My question is - I'm not sure what contour to use. If I go from a segment (-iR, iR), while skirting around the poles, and close it with a semi-circle in the right-half plane the resulting arc in the lower-right half plane will not vanish according to Jordan's lemma... I can't find any examples in my book about how to do contours along the imaginary axis - they all go along the real axis and mostly make use of Jordan's Lemma to simplify things, which doesn't seem applicable here.

Any suggestions?

Why don't you change the variable z to u=iz and write the contour integral in terms of u. That will give you an integral along the real axis, right?
 
Hmm well that seems easy... so making the substitution u = iz, I'd have,

-i\int^{\infty}_{-\infty} \frac{e^{u}}{a^2-u^2}du

which clearly won't converge. Seems like a silly integral to ask us to do, but does this look correct?
 
dipole said:
Hmm well that seems easy... so making the substitution u = iz, I'd have,

-i\int^{\infty}_{-\infty} \frac{e^{u}}{a^2-u^2}du

which clearly won't converge. Seems like a silly integral to ask us to do, but does this look correct?

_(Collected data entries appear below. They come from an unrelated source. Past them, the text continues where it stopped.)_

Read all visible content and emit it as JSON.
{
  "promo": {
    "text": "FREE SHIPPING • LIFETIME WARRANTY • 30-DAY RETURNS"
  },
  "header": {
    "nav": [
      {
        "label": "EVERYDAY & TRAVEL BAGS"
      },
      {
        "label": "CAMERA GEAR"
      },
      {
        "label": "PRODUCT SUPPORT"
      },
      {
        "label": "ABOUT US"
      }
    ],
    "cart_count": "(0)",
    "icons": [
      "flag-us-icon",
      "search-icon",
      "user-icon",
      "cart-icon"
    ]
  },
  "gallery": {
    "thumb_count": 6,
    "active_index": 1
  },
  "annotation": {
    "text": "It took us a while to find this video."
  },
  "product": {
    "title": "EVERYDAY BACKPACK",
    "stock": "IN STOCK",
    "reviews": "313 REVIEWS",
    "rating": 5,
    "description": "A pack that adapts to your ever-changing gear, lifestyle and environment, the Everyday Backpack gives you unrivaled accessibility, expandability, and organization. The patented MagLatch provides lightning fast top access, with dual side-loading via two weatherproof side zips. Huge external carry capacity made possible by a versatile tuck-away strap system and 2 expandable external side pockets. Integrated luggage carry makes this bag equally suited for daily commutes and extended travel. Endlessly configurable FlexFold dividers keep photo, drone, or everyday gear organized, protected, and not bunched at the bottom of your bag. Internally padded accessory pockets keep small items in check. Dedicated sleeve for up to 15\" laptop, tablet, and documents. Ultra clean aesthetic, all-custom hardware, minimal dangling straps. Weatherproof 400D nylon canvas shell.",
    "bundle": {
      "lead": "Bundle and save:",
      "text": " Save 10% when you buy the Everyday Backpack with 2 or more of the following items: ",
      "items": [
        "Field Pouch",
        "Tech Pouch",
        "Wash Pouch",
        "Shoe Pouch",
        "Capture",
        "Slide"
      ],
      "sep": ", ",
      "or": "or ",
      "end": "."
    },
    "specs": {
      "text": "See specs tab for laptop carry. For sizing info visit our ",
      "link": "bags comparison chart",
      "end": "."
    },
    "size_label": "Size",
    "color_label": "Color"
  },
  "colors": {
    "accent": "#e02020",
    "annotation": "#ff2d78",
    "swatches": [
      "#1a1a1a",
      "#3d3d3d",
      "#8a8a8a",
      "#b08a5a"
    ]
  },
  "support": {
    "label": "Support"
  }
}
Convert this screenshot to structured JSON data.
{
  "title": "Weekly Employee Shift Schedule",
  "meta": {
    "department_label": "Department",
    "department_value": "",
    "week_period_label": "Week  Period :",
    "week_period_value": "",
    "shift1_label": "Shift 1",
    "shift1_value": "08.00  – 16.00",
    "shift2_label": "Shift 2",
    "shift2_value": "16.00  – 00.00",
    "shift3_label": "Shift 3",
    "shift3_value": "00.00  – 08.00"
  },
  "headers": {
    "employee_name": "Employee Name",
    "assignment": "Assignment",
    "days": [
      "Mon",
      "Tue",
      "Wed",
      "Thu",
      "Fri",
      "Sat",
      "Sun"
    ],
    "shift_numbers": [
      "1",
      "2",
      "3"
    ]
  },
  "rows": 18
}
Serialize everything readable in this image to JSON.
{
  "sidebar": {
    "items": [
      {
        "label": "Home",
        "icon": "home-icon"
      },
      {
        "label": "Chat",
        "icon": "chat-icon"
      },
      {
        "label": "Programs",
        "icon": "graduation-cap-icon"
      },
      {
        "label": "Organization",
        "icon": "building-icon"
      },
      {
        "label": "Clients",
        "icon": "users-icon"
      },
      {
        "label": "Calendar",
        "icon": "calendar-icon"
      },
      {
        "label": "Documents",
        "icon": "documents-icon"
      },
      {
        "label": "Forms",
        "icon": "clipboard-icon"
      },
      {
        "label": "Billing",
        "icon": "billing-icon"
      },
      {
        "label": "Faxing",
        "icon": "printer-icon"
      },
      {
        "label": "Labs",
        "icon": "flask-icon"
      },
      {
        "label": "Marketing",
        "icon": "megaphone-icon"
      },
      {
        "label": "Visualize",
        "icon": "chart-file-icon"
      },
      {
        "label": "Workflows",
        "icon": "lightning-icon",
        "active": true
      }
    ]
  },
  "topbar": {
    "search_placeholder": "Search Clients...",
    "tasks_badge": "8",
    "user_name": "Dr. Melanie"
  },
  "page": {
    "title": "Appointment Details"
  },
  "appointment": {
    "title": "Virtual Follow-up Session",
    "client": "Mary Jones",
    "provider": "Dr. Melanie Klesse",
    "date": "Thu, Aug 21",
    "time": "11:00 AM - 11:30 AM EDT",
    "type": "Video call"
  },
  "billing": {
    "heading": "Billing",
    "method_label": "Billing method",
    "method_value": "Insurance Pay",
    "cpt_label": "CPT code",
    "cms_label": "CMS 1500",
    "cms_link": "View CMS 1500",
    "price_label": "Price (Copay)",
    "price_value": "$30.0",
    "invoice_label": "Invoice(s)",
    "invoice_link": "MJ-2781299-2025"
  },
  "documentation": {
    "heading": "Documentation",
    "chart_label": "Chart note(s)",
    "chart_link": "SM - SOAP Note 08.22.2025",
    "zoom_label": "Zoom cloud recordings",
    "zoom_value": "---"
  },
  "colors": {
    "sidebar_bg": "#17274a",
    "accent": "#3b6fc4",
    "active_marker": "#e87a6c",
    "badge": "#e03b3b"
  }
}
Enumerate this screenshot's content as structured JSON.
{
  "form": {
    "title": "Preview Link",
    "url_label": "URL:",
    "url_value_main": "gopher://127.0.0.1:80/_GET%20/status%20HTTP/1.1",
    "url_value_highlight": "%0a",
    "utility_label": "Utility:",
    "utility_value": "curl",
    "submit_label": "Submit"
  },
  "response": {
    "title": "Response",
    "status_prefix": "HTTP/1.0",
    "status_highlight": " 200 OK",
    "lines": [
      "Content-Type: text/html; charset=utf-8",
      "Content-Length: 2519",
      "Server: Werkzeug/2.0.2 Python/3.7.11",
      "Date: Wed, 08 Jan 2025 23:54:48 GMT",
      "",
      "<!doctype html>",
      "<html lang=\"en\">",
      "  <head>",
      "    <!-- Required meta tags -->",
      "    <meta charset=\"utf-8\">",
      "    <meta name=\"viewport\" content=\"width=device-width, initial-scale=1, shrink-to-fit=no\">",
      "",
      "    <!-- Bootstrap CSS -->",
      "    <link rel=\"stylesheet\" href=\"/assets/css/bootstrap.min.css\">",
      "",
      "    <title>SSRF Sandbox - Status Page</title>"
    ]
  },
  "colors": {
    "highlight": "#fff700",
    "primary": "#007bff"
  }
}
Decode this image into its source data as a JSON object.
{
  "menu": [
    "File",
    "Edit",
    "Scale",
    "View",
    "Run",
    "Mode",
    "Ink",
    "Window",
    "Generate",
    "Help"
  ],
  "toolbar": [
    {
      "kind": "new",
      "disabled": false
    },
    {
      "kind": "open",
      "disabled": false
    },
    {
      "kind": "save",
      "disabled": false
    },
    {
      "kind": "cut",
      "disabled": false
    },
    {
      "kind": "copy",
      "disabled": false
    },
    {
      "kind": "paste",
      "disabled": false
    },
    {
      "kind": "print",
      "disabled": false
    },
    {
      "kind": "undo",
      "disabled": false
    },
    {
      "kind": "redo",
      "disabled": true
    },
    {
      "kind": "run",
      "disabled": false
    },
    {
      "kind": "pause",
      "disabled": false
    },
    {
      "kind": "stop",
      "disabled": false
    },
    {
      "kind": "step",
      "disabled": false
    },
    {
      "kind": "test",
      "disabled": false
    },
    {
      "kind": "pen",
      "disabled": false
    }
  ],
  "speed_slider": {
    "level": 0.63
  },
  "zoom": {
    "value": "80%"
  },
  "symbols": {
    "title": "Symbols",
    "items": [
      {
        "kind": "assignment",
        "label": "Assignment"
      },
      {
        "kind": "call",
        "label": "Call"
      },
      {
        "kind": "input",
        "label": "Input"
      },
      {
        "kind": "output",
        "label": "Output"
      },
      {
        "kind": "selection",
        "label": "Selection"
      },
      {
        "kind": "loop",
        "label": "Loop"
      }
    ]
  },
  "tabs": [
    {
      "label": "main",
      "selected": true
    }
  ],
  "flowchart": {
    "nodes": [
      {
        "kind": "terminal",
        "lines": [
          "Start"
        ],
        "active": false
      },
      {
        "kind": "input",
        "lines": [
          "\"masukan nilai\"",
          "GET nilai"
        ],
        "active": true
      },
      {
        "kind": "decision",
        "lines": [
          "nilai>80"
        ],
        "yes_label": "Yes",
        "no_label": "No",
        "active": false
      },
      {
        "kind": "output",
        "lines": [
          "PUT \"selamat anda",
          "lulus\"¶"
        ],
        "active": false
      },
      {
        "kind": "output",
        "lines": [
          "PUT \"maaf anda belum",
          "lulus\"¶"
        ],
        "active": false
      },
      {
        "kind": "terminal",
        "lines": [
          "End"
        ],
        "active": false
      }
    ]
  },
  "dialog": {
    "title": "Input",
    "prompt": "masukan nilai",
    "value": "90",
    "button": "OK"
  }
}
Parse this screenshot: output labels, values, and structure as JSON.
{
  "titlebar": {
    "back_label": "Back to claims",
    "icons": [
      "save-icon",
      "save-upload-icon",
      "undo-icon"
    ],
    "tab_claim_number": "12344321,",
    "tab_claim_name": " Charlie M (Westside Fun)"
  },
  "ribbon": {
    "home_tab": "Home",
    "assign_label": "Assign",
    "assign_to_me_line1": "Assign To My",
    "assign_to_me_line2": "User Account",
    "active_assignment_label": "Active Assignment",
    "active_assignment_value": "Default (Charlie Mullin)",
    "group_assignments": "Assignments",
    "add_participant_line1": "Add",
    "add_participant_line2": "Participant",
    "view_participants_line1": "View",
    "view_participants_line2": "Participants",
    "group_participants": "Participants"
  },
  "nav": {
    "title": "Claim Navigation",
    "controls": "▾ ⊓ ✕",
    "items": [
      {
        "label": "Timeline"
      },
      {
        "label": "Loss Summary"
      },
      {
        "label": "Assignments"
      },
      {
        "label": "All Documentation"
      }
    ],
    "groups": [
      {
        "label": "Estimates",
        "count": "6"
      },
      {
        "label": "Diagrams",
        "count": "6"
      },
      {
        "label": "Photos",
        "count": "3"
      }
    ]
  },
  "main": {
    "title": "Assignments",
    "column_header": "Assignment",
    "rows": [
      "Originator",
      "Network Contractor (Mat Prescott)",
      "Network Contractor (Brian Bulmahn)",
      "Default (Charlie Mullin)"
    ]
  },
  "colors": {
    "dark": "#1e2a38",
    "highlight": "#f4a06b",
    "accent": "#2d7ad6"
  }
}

Yeah, I didn't check all of the signs, but I think that integral has some problems. The same ones your original integral does.
 
It's definitely the correct integral, we were asked to integrate along the real axis first, which was easy enough, and then along the imaginary axis.

Is it true in general that if an integral converges along the real axis it will diverge along the imaginary axis? I know analytic functions have to be unbounded somewhere - this a manifestation of that?
 
dipole said:
It's definitely the correct integral, we were asked to integrate along the real axis first, which was easy enough, and then along the imaginary axis.

Is it true in general that if an integral converges along the real axis it will diverge along the imaginary axis? I know analytic functions have to be unbounded somewhere - this a manifestation of that?

No, that's not true. It is true analytic functions can't be bounded unless they are constant. But 1/(z^2-i) converges along both the real and imaginary axes.
 
If a is real the integral along the imaginary axis doesn't exist. You can however calculate an integral using a contour that circumvents the poles along the imaginary axis somehow. The result will however depend on the way how you avoid the singularities.

Such integrals appear in physics when looking for Green's functions of oscillators or for relativistic wave equations. Then the physical problem tells you, which Green's function (retarded, advanced, time-ordered, anti-timeordered etc.) you want to calculate and this determines, how to avoid the singularities.